マツノマダラカミキリ成虫気管内でのマツノザイセンチュウの動き

マツノマダラカミキリ成虫気管内でのマツノザイセンチュウの行動を明らかにするために,日齢0,15,30,45または60のマツノマダラカミキリ成虫を解剖し,気管内で気管末端側と気門側を向いているマツノザイセンチュウを数えた。日齢0のマツノマダラカミキリ成虫では,大多数のマツノザイセンチュウが気管末端側を向いていた。気門側を向くマツノザイセンチュウを含む気管の割合は,日齢0のマツノマダラカミキリ成虫よりも日齢15,30または45の成虫で有意に高くなった。気門側を向くマツノザイセンチュウの割合は,マツノマダラカミキリ成虫の日齢とともに増加する傾向があり,日齢0の成虫よりも日齢45の成虫で有意に高くなった。これらの結果から,マツノザイセンチュウは気門から頭部を前に前進して気管内へ侵入し,気管内で体を反転させた後,再び前進して気門から脱出することが示唆された。

マツノザイセンチュウを人為的にマツノマダラカミキリ成虫に保持させる方法の確立

Maehara and Futai (1996)の方法を応用し,より簡易に既存のマツノザイセンチュウのアイソレイトをマツノマダラカミキリ成虫に保持させる方法を考案した。すなわち,樹皮の付いたアカマツ小丸太を加圧蒸気滅菌後,その小丸太へ青変菌(Ophiostoma minus),無菌化していないマツノマダラカミキリ終齢幼虫および強病原力アイソレイトS-10を接種した。その結果,約30,000頭のマツノザイセンチュウを保持したマツノマダラカミキリ成虫が得られた。既知の方法を簡易化した方法でも,マツノザイセンチュウを多く保持したマツノマダラカミキリ成虫を得られることが明らかになった。

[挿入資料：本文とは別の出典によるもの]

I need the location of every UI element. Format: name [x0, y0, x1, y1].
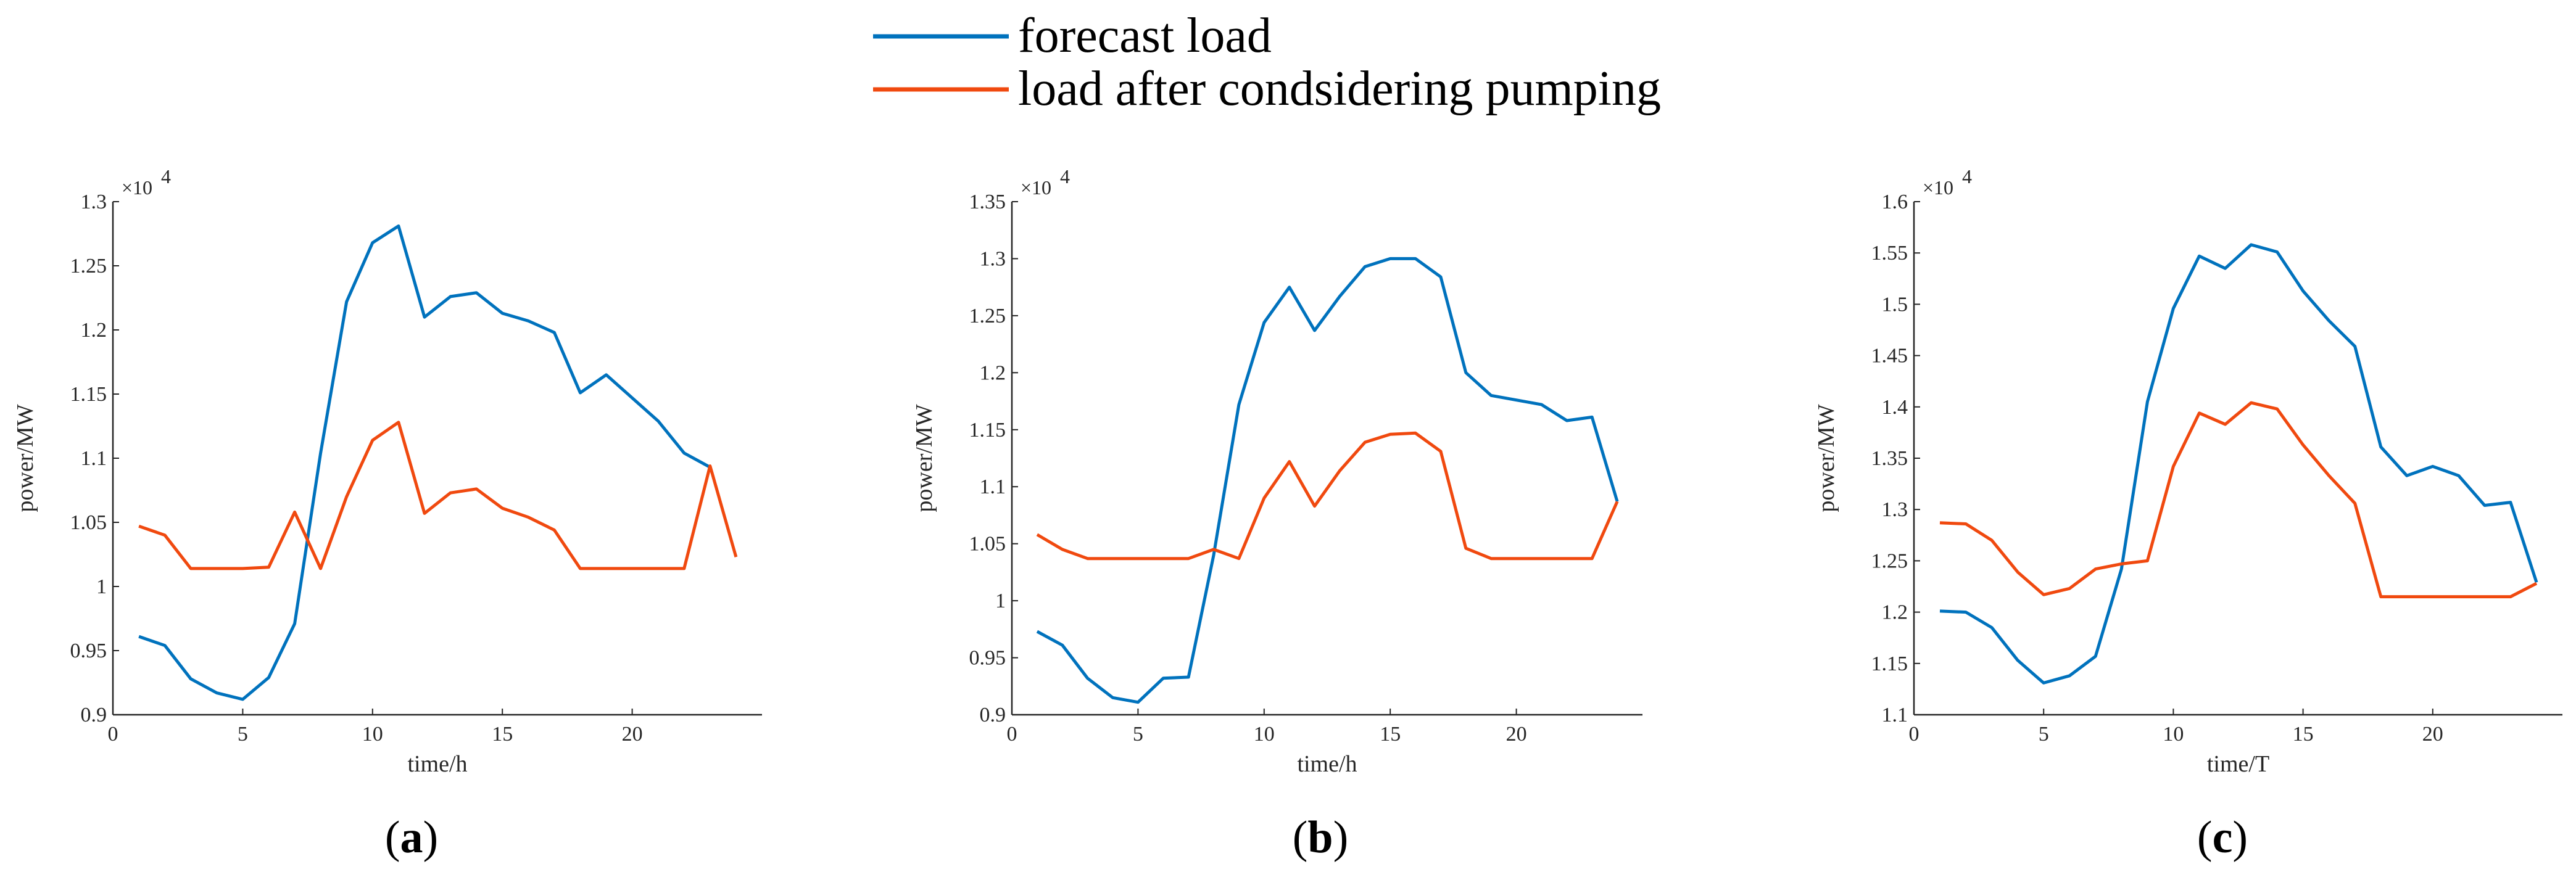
x-tick-label: 5 — [1133, 723, 1143, 746]
y-tick-label: 1.05 — [70, 511, 107, 534]
y-tick-label: 1.5 — [1882, 293, 1908, 316]
chart-panel-a: 0 5 10 15 20 0.9 0.95 1 1.05 1.1 1.15 1.2 1.25 1.3 ×10… — [12, 165, 762, 863]
y-tick-label: 1.15 — [70, 383, 107, 406]
y-tick-label: 1.35 — [969, 191, 1006, 213]
legend: forecast load load after condsidering pu… — [873, 9, 1661, 116]
y-exponent-power: 4 — [1060, 165, 1070, 187]
y-tick-label: 1.25 — [969, 305, 1006, 327]
panel-caption: (c) — [2197, 812, 2248, 863]
x-tick-label: 0 — [1909, 723, 1920, 746]
y-tick-label: 1 — [995, 590, 1006, 612]
series-line-forecast — [138, 224, 711, 701]
legend-label-after: load after condsidering pumping — [1018, 62, 1661, 116]
y-exponent-power: 4 — [1962, 165, 1972, 187]
y-tick-label: 1.2 — [1882, 601, 1908, 624]
y-axis-label: power/MW — [12, 404, 38, 512]
y-tick-label: 1.25 — [70, 255, 107, 278]
panel-caption: (b) — [1293, 812, 1348, 863]
y-tick-label: 1.1 — [980, 475, 1006, 498]
y-tick-label: 1.55 — [1871, 242, 1908, 265]
y-tick-label: 1.2 — [81, 319, 107, 342]
x-tick-label: 15 — [1380, 723, 1401, 746]
x-tick-label: 0 — [108, 723, 118, 746]
x-tick-label: 0 — [1007, 723, 1017, 746]
x-tick-label: 20 — [1506, 723, 1527, 746]
x-tick-label: 5 — [2039, 723, 2049, 746]
y-tick-label: 1.45 — [1871, 345, 1908, 368]
y-tick-label: 1.05 — [969, 533, 1006, 556]
y-exponent-base: ×10 — [1021, 176, 1051, 199]
y-exponent-base: ×10 — [122, 176, 152, 199]
chart-panel-c: 0 5 10 15 20 1.1 1.15 1.2 1.25 1.3 1.35 1.4 1.45 1.5 1… — [1813, 165, 2562, 863]
y-tick-label: 1.1 — [81, 447, 107, 470]
y-exponent-base: ×10 — [1923, 176, 1953, 199]
y-tick-label: 0.95 — [70, 640, 107, 662]
series-line-after — [138, 421, 738, 570]
x-tick-label: 10 — [2163, 723, 2184, 746]
x-tick-label: 20 — [622, 723, 643, 746]
y-tick-label: 1.25 — [1871, 549, 1908, 572]
series-line-after — [1939, 401, 2538, 599]
x-axis-label: time/h — [1297, 751, 1357, 777]
x-tick-label: 5 — [238, 723, 248, 746]
legend-label-forecast: forecast load — [1018, 9, 1272, 63]
series-line-forecast — [1939, 243, 2538, 685]
chart-panel-b: 0 5 10 15 20 0.9 0.95 1 1.05 1.1 1.15 1.2 1.25 1.3 1.3… — [911, 165, 1642, 863]
x-tick-label: 10 — [1254, 723, 1275, 746]
y-tick-label: 1.1 — [1882, 704, 1908, 726]
series-line-forecast — [1036, 257, 1619, 704]
y-tick-label: 1.4 — [1882, 396, 1908, 419]
x-tick-label: 15 — [492, 723, 513, 746]
y-tick-label: 1.2 — [980, 361, 1006, 384]
x-axis-label: time/h — [407, 751, 467, 777]
x-tick-label: 15 — [2293, 723, 2314, 746]
y-tick-label: 0.9 — [980, 704, 1006, 726]
y-tick-label: 1.35 — [1871, 447, 1908, 470]
y-tick-label: 1.3 — [81, 191, 107, 213]
y-tick-label: 1.15 — [969, 419, 1006, 442]
y-tick-label: 1 — [96, 575, 107, 598]
y-tick-label: 0.9 — [81, 704, 107, 726]
y-exponent-power: 4 — [161, 165, 171, 187]
y-axis-label: power/MW — [911, 404, 937, 512]
y-tick-label: 1.6 — [1882, 191, 1908, 213]
x-axis-label: time/T — [2207, 751, 2269, 777]
series-line-after — [1036, 431, 1619, 561]
y-tick-label: 1.3 — [1882, 498, 1908, 521]
panel-caption: (a) — [385, 812, 438, 863]
y-axis-label: power/MW — [1813, 404, 1839, 512]
x-tick-label: 10 — [362, 723, 383, 746]
x-tick-label: 20 — [2422, 723, 2443, 746]
y-tick-label: 0.95 — [969, 647, 1006, 670]
y-tick-label: 1.15 — [1871, 652, 1908, 675]
y-tick-label: 1.3 — [980, 247, 1006, 270]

マツノザイセンチュウの病原力とマツノマダラカミキリに対する発育反応

病原力の異なる2つのマツノザイセンチュウのアイソレイトを用いて,それらの増殖力,分散型幼虫(分散型第3期幼虫および分散型第4期幼虫)への発育能力およびマツノマダラカミキリ成虫への侵入能力を比較した。前述の方法を用いて,各アイソレイトをマツノマダラカミキリ成虫に保持させた。マツノマダラカミキリ成虫が脱出した時点での小丸太内の線虫密度は,弱病原力のアイソレイトで有意に低かった。また,マツノマダラカミキリ成虫が脱出するまでの間に,分散型幼虫に発育したマツノザイセンチュウの数も,病原力の強いアイソレイトより弱いアイソレイトで非常に少なかった。分散型幼虫へ発育した割合((分散型第3期幼虫数+分散型第4期幼虫数)/総線虫数),および分散型第4期幼虫へ発育した割合(分散型第4期幼虫数/分散型第3期幼虫数)もまた病原力の弱いアイソレイトで低かった。マツノマダラカミキリ成虫へ侵入した割合(初期保持線虫数/分散型第4期幼虫数)は2つのアイソレイト間で違いがなかったが,マツノマダラカミキリ成虫の初期保持線虫数は,病原力の弱いアイソレイトで極端に低くなった。弱病原力アイソレイトの初期保持線虫数が少ない原因として,増殖力が低いこと,そして分散型第3期幼虫と分散型第4期幼虫への発育能力が低いことが考えられた。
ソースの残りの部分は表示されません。